David Szalay fait le choix d’une écriture extrêmement sobre, presque clinique. Dialogues réduits à l’essentiel, vocabulaire pauvre, répétitions de “OK” et de “je ne sais pas” : tout concourt à dessiner un personnage vidé de son intériorité, de capacité à exprimer ses désirs. Cette neutralité stylistique est évidemment intentionnelle et cohérente avec le propos. Elle sert à montrer un homme façonné par les circonstances, par les autres, par les structures sociales – famille, armée, travail, argent – plus qu’il ne se construit lui-même.

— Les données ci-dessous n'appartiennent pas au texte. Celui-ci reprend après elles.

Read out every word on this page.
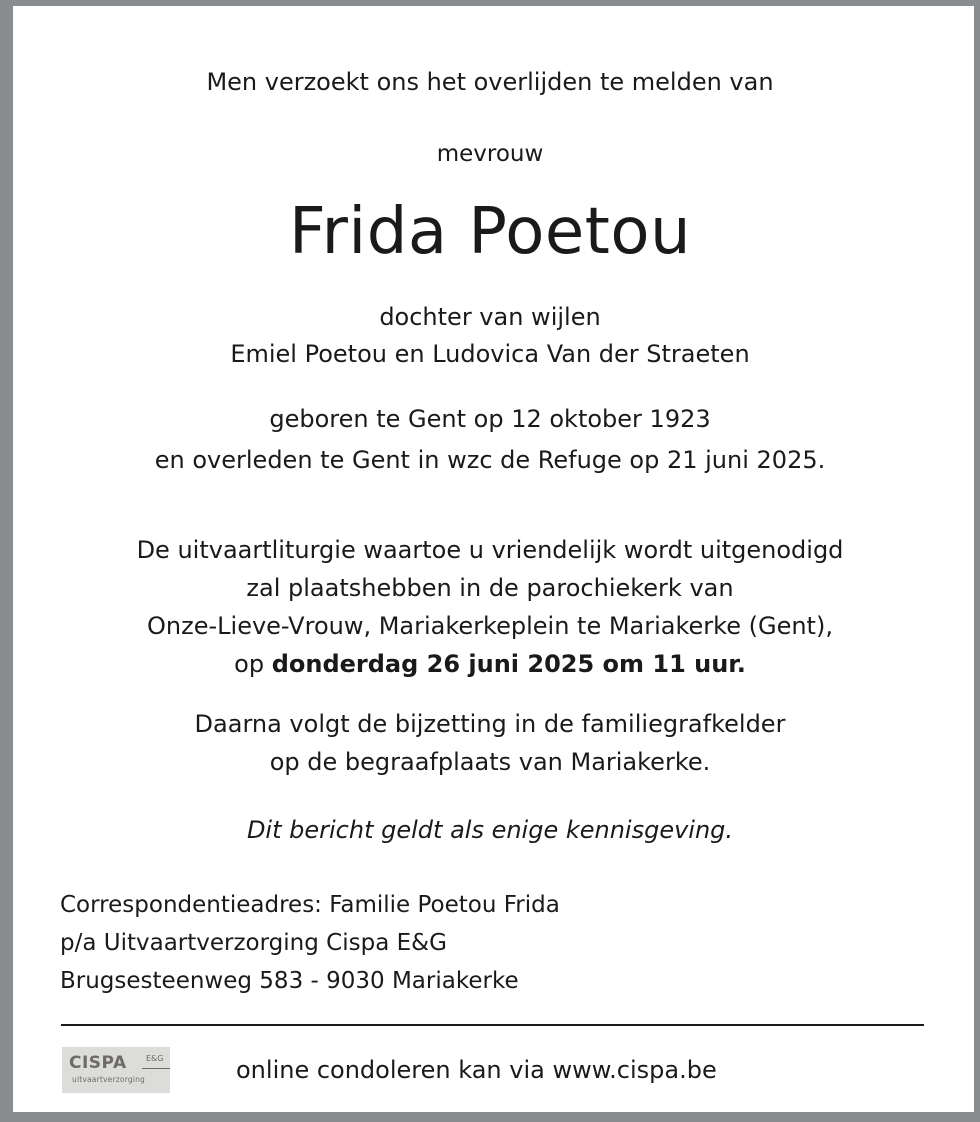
Men verzoekt ons het overlijden te melden van
mevrouw
Frida Poetou
dochter van wijlen
Emiel Poetou en Ludovica Van der Straeten
geboren te Gent op 12 oktober 1923
en overleden te Gent in wzc de Refuge op 21 juni 2025.
De uitvaartliturgie waartoe u vriendelijk wordt uitgenodigd
zal plaatshebben in de parochiekerk van
Onze-Lieve-Vrouw, Mariakerkeplein te Mariakerke (Gent),
op donderdag 26 juni 2025 om 11 uur.
Daarna volgt de bijzetting in de familiegrafkelder
op de begraafplaats van Mariakerke.
Dit bericht geldt als enige kennisgeving.
Correspondentieadres: Familie Poetou Frida
p/a Uitvaartverzorging Cispa E&G
Brugsesteenweg 583 - 9030 Mariakerke
CISPA E&G
uitvaartverzorging	online condoleren kan via www.cispa.be
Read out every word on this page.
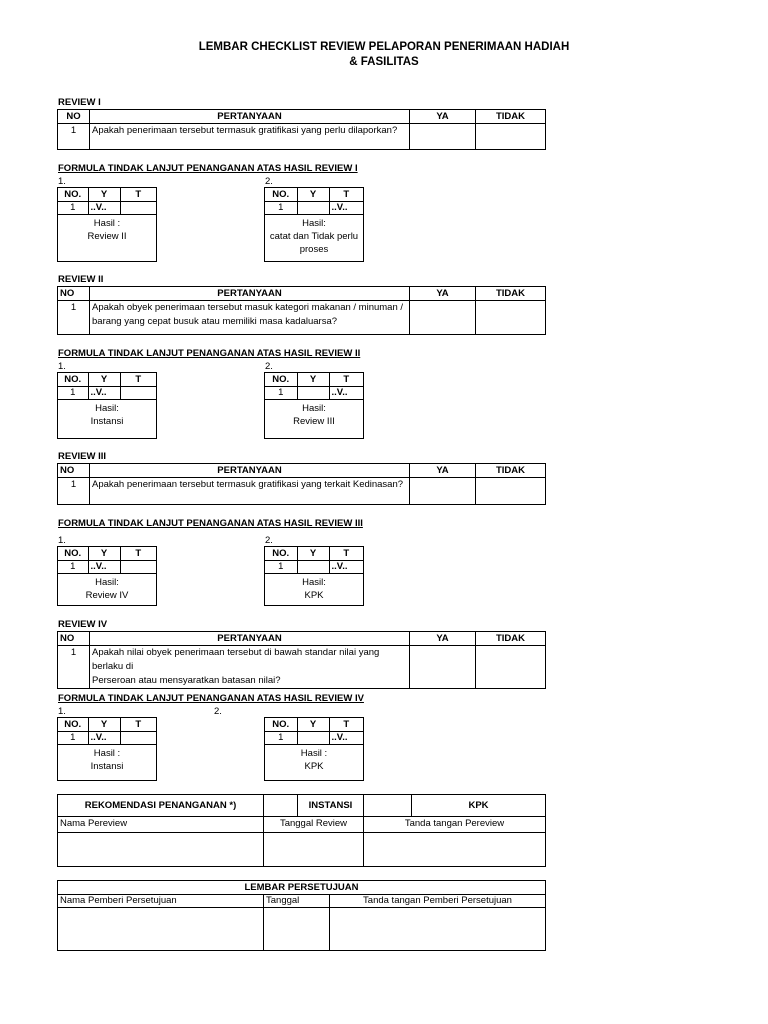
LEMBAR CHECKLIST REVIEW PELAPORAN PENERIMAAN HADIAH
& FASILITAS
REVIEW I
NO	PERTANYAAN	YA	TIDAK
1	Apakah penerimaan tersebut termasuk gratifikasi yang perlu dilaporkan?		

FORMULA TINDAK LANJUT PENANGANAN ATAS HASIL REVIEW I
1.	2.
NO.	Y	T
1	..V..	
Hasil :
Review II
NO.	Y	T
1		..V..
Hasil:
catat dan Tidak perlu
proses
REVIEW II
NO	PERTANYAAN	YA	TIDAK
1	Apakah obyek penerimaan tersebut masuk kategori makanan / minuman /
barang yang cepat busuk atau memiliki masa kadaluarsa?		

FORMULA TINDAK LANJUT PENANGANAN ATAS HASIL REVIEW II
1.	2.
NO.	Y	T
1	..V..	
Hasil:
Instansi
NO.	Y	T
1		..V..
Hasil:
Review III
REVIEW III
NO	PERTANYAAN	YA	TIDAK
1	Apakah penerimaan tersebut termasuk gratifikasi yang terkait Kedinasan?		

FORMULA TINDAK LANJUT PENANGANAN ATAS HASIL REVIEW III
1.	2.
NO.	Y	T
1	..V..	
Hasil:
Review IV
NO.	Y	T
1		..V..
Hasil:
KPK
REVIEW IV
NO	PERTANYAAN	YA	TIDAK
1	Apakah nilai obyek penerimaan tersebut di bawah standar nilai yang berlaku di
Perseroan atau mensyaratkan batasan nilai?		

FORMULA TINDAK LANJUT PENANGANAN ATAS HASIL REVIEW IV
1.	2.
NO.	Y	T
1	..V..	
Hasil :
Instansi
NO.	Y	T
1		..V..
Hasil :
KPK
REKOMENDASI PENANGANAN *)		INSTANSI		KPK
Nama Pereview	Tanggal Review	Tanda tangan Pereview

LEMBAR PERSETUJUAN		
Nama Pemberi Persetujuan	Tanggal	Tanda tangan Pemberi Persetujuan
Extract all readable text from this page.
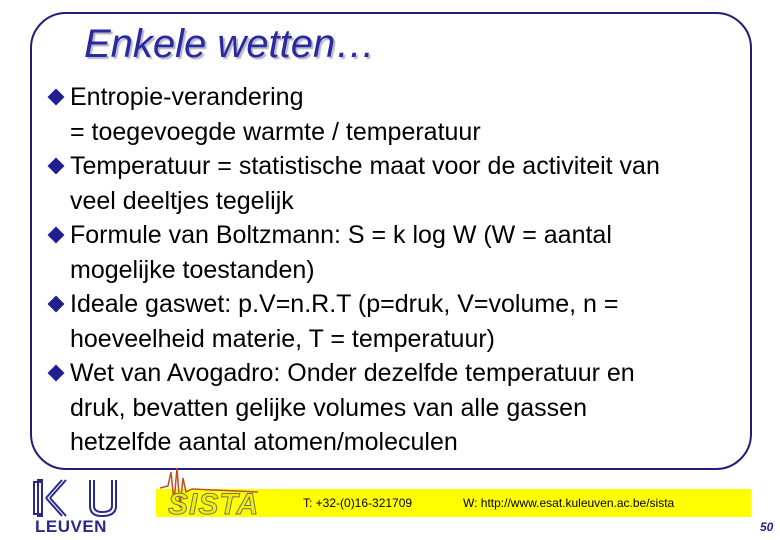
Enkele wetten…
Entropie-verandering
= toegevoegde warmte / temperatuur
Temperatuur = statistische maat voor de activiteit van
veel deeltjes tegelijk
Formule van Boltzmann: S = k log W (W = aantal
mogelijke toestanden)
Ideale gaswet: p.V=n.R.T (p=druk, V=volume, n =
hoeveelheid materie, T = temperatuur)
Wet van Avogadro: Onder dezelfde temperatuur en
druk, bevatten gelijke volumes van alle gassen
hetzelfde aantal atomen/moleculen
SISTA	T: +32-(0)16-321709	W: http://www.esat.kuleuven.ac.be/sista
LEUVEN	50
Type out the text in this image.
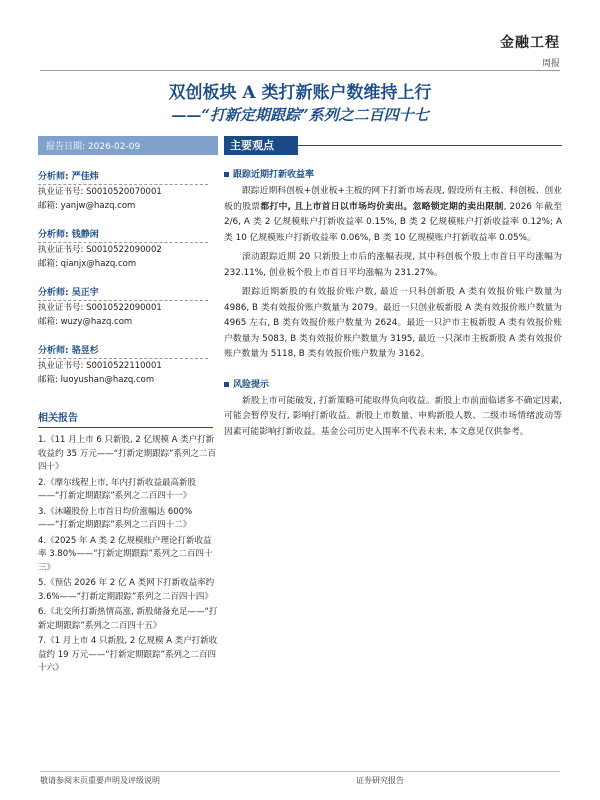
金融工程
周报
双创板块 A 类打新账户数维持上行
——“打新定期跟踪”系列之二百四十七
报告日期: 2026-02-09
分析师: 严佳炜
执业证书号: S0010520070001
邮箱: yanjw@hazq.com
分析师: 钱静闲
执业证书号: S0010522090002
邮箱: qianjx@hazq.com
分析师: 吴正宇
执业证书号: S0010522090001
邮箱: wuzy@hazq.com
分析师: 骆昱杉
执业证书号: S0010522110001
邮箱: luoyushan@hazq.com
相关报告
1.《11 月上市 6 只新股, 2 亿规模 A 类户打新收益约 35 万元——“打新定期跟踪”系列之二百四十》
2.《摩尔线程上市, 年内打新收益最高新股——“打新定期跟踪”系列之二百四十一》
3.《沐曦股份上市首日均价涨幅达 600%——“打新定期跟踪”系列之二百四十二》
4.《2025 年 A 类 2 亿规模账户理论打新收益率 3.80%——“打新定期跟踪”系列之二百四十三》
5.《预估 2026 年 2 亿 A 类网下打新收益率约 3.6%——“打新定期跟踪”系列之二百四十四》
6.《北交所打新热情高涨, 新股储备充足——“打新定期跟踪”系列之二百四十五》
7.《1 月上市 4 只新股, 2 亿规模 A 类户打新收益约 19 万元——“打新定期跟踪”系列之二百四十六》
主要观点
跟踪近期打新收益率

跟踪近期科创板+创业板+主板的网下打新市场表现, 假设所有主板、科创板、创业板的股票都打中, 且上市首日以市场均价卖出。忽略锁定期的卖出限制, 2026 年截至 2/6, A 类 2 亿规模账户打新收益率 0.15%, B 类 2 亿规模账户打新收益率 0.12%; A 类 10 亿规模账户打新收益率 0.06%, B 类 10 亿规模账户打新收益率 0.05%。

滚动跟踪近期 20 只新股上市后的涨幅表现, 其中科创板个股上市首日平均涨幅为 232.11%, 创业板个股上市首日平均涨幅为 231.27%。

跟踪近期新股的有效报价账户数, 最近一只科创新股 A 类有效报价账户数量为 4986, B 类有效报价账户数量为 2079。最近一只创业板新股 A 类有效报价账户数量为 4965 左右, B 类有效报价账户数量为 2624。最近一只沪市主板新股 A 类有效报价账户数量为 5083, B 类有效报价账户数量为 3195, 最近一只深市主板新股 A 类有效报价账户数量为 5118, B 类有效报价账户数量为 3162。

风险提示

新股上市可能破发, 打新策略可能取得负向收益。新股上市前面临诸多不确定因素, 可能会暂停发行, 影响打新收益。新股上市数量、申购新股人数、二级市场情绪波动等因素可能影响打新收益。基金公司历史入围率不代表未来, 本文意见仅供参考。

敬请参阅末页重要声明及评级说明	证券研究报告
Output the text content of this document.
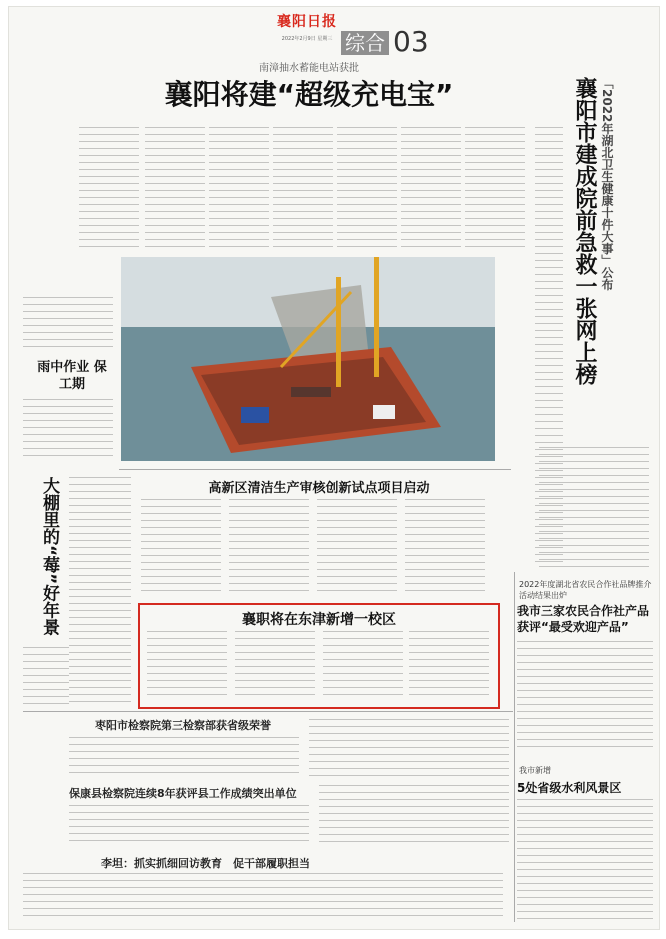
襄阳日报
2022年2月9日 星期三 综合 03
南漳抽水蓄能电站获批
襄阳将建“超级充电宝”	「2022年湖北卫生健康十件大事」公布
襄阳市建成院前急救一张网上榜
雨中作业 保工期
大棚里的“莓”好年景	高新区清洁生产审核创新试点项目启动
襄职将在东津新增一校区
枣阳市检察院第三检察部获省级荣誉
保康县检察院连续8年获评县工作成绩突出单位
李坦：抓实抓细回访教育　促干部履职担当
2022年度湖北省农民合作社品牌推介活动结果出炉
我市三家农民合作社产品获评“最受欢迎产品”
我市新增
5处省级水利风景区
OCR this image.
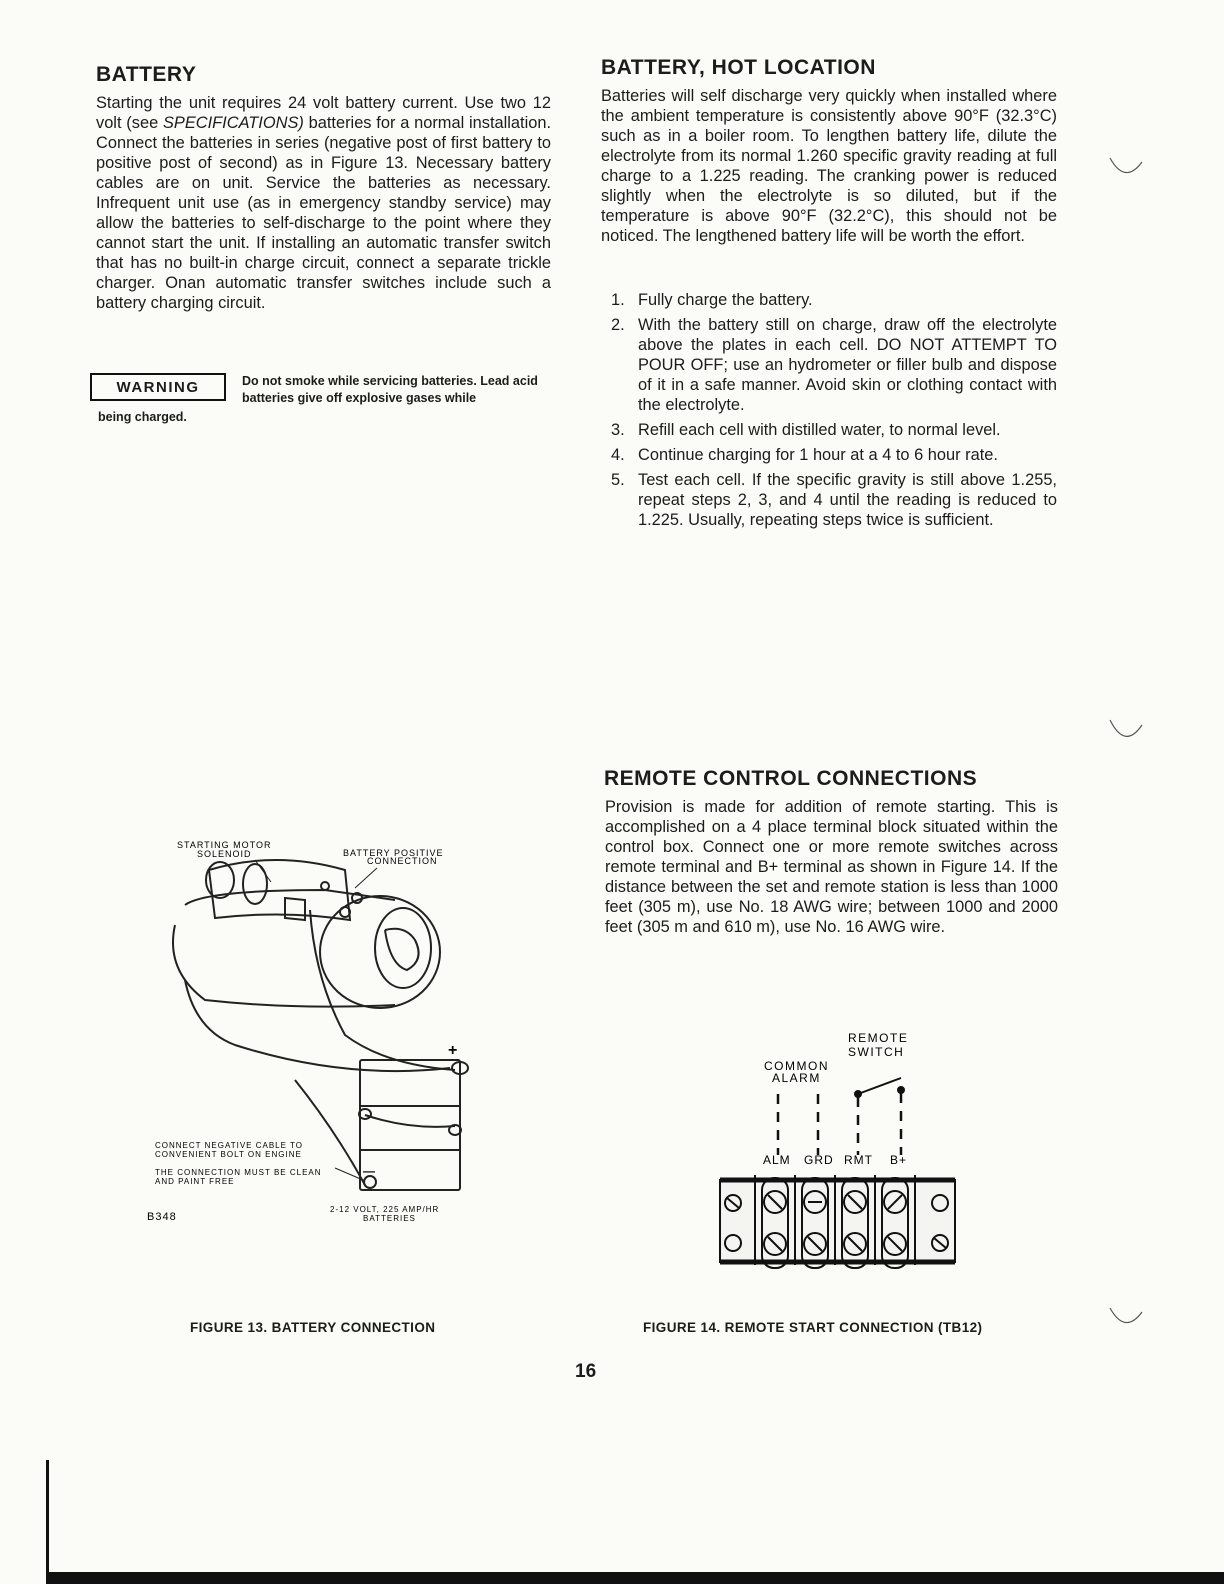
BATTERY
Starting the unit requires 24 volt battery current. Use two 12 volt (see SPECIFICATIONS) batteries for a normal installation. Connect the batteries in series (negative post of first battery to positive post of second) as in Figure 13. Necessary battery cables are on unit. Service the batteries as necessary. Infrequent unit use (as in emergency standby service) may allow the batteries to self-discharge to the point where they cannot start the unit. If installing an automatic transfer switch that has no built-in charge circuit, connect a separate trickle charger. Onan automatic transfer switches include such a battery charging circuit.
WARNING	Do not smoke while servicing batteries. Lead acid batteries give off explosive gases while
being charged.
BATTERY, HOT LOCATION
Batteries will self discharge very quickly when installed where the ambient temperature is consistently above 90°F (32.3°C) such as in a boiler room. To lengthen battery life, dilute the electrolyte from its normal 1.260 specific gravity reading at full charge to a 1.225 reading. The cranking power is reduced slightly when the electrolyte is so diluted, but if the temperature is above 90°F (32.2°C), this should not be noticed. The lengthened battery life will be worth the effort.
1. Fully charge the battery.
2. With the battery still on charge, draw off the electrolyte above the plates in each cell. DO NOT ATTEMPT TO POUR OFF; use an hydrometer or filler bulb and dispose of it in a safe manner. Avoid skin or clothing contact with the electrolyte.
3. Refill each cell with distilled water, to normal level.
4. Continue charging for 1 hour at a 4 to 6 hour rate.
5. Test each cell. If the specific gravity is still above 1.255, repeat steps 2, 3, and 4 until the reading is reduced to 1.225. Usually, repeating steps twice is sufficient.
REMOTE CONTROL CONNECTIONS
Provision is made for addition of remote starting. This is accomplished on a 4 place terminal block situated within the control box. Connect one or more remote switches across remote terminal and B+ terminal as shown in Figure 14. If the distance between the set and remote station is less than 1000 feet (305 m), use No. 18 AWG wire; between 1000 and 2000 feet (305 m and 610 m), use No. 16 AWG wire.
STARTING MOTOR
SOLENOID	BATTERY POSITIVE
CONNECTION
+
—
CONNECT NEGATIVE CABLE TO
CONVENIENT BOLT ON ENGINE
THE CONNECTION MUST BE CLEAN
AND PAINT FREE
B348
2-12 VOLT, 225 AMP/HR
BATTERIES
REMOTE
SWITCH
COMMON
ALARM
ALM GRD RMT B+
FIGURE 13. BATTERY CONNECTION	FIGURE 14. REMOTE START CONNECTION (TB12)
16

Cependant, ce parti pris radical peut aussi laisser le lecteur à distance. Là où certains verront une puissance suggestive, d’autres ressentiront une forme d’appauvrissement romanesque. Les personnages secondaires parlent tous de la même manière, sans véritable singularité, et l’absence presque totale de vie intérieure finit par produire une monotonie émotionnelle. Le roman observe beaucoup, mais touche parfois peu.
La sexualité, omniprésente, est décrite de façon frontale, sans sensualité ni profondeur psychologique. Loin de l’érotisme, elle relève plutôt de la mécanique, voire du brut. Là encore, l’intention est claire : montrer le corps comme seul lieu de réaction chez un homme incapable de formuler ses affects. Mais cette insistance peut paraître lourde, voire gratuite, et accentuer un sentiment de malaise plus que de réflexion.
L’ellipse temporelle, efficace pour couvrir une large période, donne au récit une allure fragmentée, presque désincarnée. István réussit socialement, fréquente les sphères du pouvoir et de l’argent, mais demeure étranger à sa propre vie. Cette trajectoire illustre bien la crise de la masculinité contemporaine dans un monde obsédé par la performance et la réussite matérielle.
Chair est donc un roman qui intrigue par sa sécheresse, qui frustre par son refus de l’émotion, mais qui force aussi le respect par la cohérence de son projet. On ne peut qu’être interpellé par ce choix littéraire du retrait et de l’atonie, tout en reconnaissant que l’auteur pose des questions justes sur l’identité, la responsabilité et la place de l’individu dans une société qui laisse peu d’espace au doute et à l’indécision.
Un livre intéressant, dérangeant et qui questionne sur la construction de l’identité aujourd’hui.